FTSOC, let the conclusion be false. Then there are 99 non empty buckets at most. So there is 1 bucket with at least \ceil{2023/99} = 21 balls We keep that bucket aside. So there are at most 2023-99 or 1924 balls remaining in at most 98 buckets. So there is one bucket with at most \ceil{1924/98} = 20 balls Next for at most 1825 balls there is one bucket with 19 balls For 1726 balls one bucket with 18 balls For 1627 balls one with 18 balls For 1528 balls one with 17 balls So now removing all the rest buckets and keeping 17 balls in each of these 6 buckets we get 102 balls in total Contradiction!

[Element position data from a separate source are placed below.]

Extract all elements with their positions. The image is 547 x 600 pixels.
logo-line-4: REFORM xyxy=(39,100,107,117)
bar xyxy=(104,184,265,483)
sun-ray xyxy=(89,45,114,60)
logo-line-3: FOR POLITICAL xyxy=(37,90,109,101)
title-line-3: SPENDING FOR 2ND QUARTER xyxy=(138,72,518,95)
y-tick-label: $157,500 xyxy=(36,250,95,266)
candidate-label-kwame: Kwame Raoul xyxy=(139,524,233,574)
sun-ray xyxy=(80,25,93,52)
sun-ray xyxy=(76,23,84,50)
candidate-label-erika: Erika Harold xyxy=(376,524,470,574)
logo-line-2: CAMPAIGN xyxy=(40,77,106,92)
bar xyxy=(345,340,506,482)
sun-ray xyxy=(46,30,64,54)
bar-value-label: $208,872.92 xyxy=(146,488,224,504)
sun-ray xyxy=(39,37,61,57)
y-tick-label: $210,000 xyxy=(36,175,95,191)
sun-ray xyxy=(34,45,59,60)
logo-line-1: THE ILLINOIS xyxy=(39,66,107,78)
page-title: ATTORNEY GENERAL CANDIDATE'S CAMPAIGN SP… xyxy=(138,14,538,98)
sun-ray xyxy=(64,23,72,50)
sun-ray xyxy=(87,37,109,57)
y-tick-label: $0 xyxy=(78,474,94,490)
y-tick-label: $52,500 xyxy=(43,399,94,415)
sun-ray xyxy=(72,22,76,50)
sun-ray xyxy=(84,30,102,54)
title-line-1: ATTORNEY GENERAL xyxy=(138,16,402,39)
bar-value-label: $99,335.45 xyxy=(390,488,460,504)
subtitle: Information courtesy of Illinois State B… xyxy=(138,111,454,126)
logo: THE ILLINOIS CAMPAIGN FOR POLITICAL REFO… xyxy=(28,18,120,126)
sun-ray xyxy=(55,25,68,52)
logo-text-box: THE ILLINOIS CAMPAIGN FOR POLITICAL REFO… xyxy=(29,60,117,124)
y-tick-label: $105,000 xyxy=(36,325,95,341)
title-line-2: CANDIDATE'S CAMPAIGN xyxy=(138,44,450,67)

If there are more than $99$ buckets, we are done. So, suppose there are exactly $99$ (possibly empty) buckets and let $a_1 \geq a_2 \geq a_3 \geq \dotsb \geq a_{99}$ be their contents. Note that once we have $ka_k \geq 100$ for some $k$, we are done. Indeed, in that case, we can achieve our goal by reducing each of $a_1, \dotsc, a_k$ into $a_k, \dotsc, a_k$ and throwing out the rest. So, suppose that $ka_k < 100$ for all $k$. This means that all the points $(k, a_k)$ lie under the curve $y = 100/x$. Therefore, we have \[ 2023 = a_1 + (a_2 + \dotsb + a_{99}) \leq 99 + \int_1^{99} \frac{100}{x} \,dx = 99 + 100\ln(99) < 559, \]contradiction!

If there are at least $100$ initially non-empty buckets, then we remove balls until exactly one remains in each of them and we are done. So we may assume that we have exactly $99$ buckets, some of which may be empty. Let $a_1 \geq a_2 \geq a_3 \geq \dots \geq a_{99}$ be their initial amounts of balls. If there exists $k$ with $ka_k \geq 100$, then after removing completely $a_{k+1}$, $\ldots$, $a_{99}$ and decreasing each of $a_1,a_2,\ldots,a_{k-1}$ down to $a_k$, we would obtain exactly $k$ non-empty buckets with $a_k$ balls in each, in total $ka_k \geq 100$, hence we would be done. It remains to argue why such $k$ exists. Indeed, if opposite, then $ka_k \leq 99$ for all $k$, thus $a_k \leq \left \lfloor \frac{99}{k} \right \rfloor$, whence the total amount of balls $a_1 + a_2 + \cdots + a_{99}$ does not exceed $\sum_{k=1}^{99} \left \lfloor \frac{99}{k} \right \rfloor = 473 < 2023$, contradiction. (To calculate the sum, just note that each $50 \leq k \leq 99$ contributes with $1$, each $34 \leq k \leq 49$ contributes with $2$, each $25 \leq k \leq 33$ - with $3$, each $20 \leq k \leq 24$ - with $4$, and calculate quickly the rest.) P.S. Taking $a_k = \left \lfloor \frac{99}{k} \right \rfloor$ as initial distribution and utilizing the same argument shows that the best constant is $474$.